1945. Il y a cent cin­quante ans nais­sait Fan­ny Wright. Il y a cent ans Kas­par Schmidt pro­cla­mait qu’au-des­sus de toutes choses, l’in­di­vi­du seul importe et non les idoles abs­traites qui encombrent le temple de la vie. Tan­dis qu’il for­mu­lait et déve­lop­pait ses convic­tions, Fan­ny Wright se ren­dait célèbre dans tous les pays de langue anglaise.
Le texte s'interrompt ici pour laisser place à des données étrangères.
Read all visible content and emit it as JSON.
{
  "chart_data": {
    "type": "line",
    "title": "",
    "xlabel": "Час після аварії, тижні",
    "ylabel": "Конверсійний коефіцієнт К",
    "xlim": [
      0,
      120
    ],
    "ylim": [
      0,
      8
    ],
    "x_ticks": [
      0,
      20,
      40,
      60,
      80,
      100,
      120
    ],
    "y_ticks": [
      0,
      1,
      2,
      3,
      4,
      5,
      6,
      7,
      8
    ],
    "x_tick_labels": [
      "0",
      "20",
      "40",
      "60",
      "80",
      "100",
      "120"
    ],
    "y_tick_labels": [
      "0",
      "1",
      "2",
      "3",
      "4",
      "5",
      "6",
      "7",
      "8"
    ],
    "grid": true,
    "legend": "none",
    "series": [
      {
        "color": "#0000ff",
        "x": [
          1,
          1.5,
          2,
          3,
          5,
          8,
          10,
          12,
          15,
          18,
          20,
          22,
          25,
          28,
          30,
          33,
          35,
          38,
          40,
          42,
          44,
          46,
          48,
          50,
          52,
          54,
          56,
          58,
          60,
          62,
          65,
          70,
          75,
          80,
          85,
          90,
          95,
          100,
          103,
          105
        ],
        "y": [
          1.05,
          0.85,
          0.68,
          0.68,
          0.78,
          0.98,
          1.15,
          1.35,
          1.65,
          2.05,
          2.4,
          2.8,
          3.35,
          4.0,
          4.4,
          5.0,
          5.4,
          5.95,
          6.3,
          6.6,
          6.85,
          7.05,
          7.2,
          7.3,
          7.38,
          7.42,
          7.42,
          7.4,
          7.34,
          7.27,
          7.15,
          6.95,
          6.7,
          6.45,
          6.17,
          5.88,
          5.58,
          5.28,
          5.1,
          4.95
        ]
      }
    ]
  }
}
Révol­tée, héré­tique, com­bat­tant pour les réformes, elle se don­nait sans comp­ter : mais quel mes­sage a‑t-elle à nous adres­ser aujourd’­hui ? Est-ce : De consa­crer le meilleur de soi-même à toute bonne cause qui nous inté­resse ? D’être pro­digue de notre éner­gie quand il est ques­tion d’une réforme ? De ne pas perdre de temps à réflé­chir sur toutes les don­nées des grands pro­blèmes que nous avons à résoudre ? De mépri­ser l’homme qui veut être cer­tain qu’en fin de compte tout ce qu’il entre­pren­dra por­te­ra du fruit ? Et qu’il ne sera pas balayé par le pro­chain vent de contro­verse ? Voi­ci com­ment Stir­ner aurait cri­ti­qué Fan­ny Wright : — comme une femme qui pas­sa tant de temps à « libé­rer » et a « réfor­mer » les dif­fé­rentes classes de la socié­té qu’il ne lui en res­ta plus pour se deman­der ce que devait signi­fier « la Liber­té » pour les hommes et les femmes, pris individuellement. 

Les Wright et les Stir­ner sont avec nous aujourd’­hui. Abs­trai­te­ment par­lant, ils repré­sentent les aspects actif et pas­sif de l’es­prit de pro­grès. Jus­qu’à ce qu’ils s’u­nissent, le monde conti­nue­ra à souf­frir, car la femme qui agit inces­sam­ment sans jamais réflé­chir est aus­si futile que l’homme qui, déte­nant une grande véri­té, née et gran­die dans son propre cœur, ne veut pas s’en ser­vir comme d’une arme auda­cieuse en faveur des causes qu’il sent et sait être justes. Or, ce fut vrai­ment le cas de Stirner.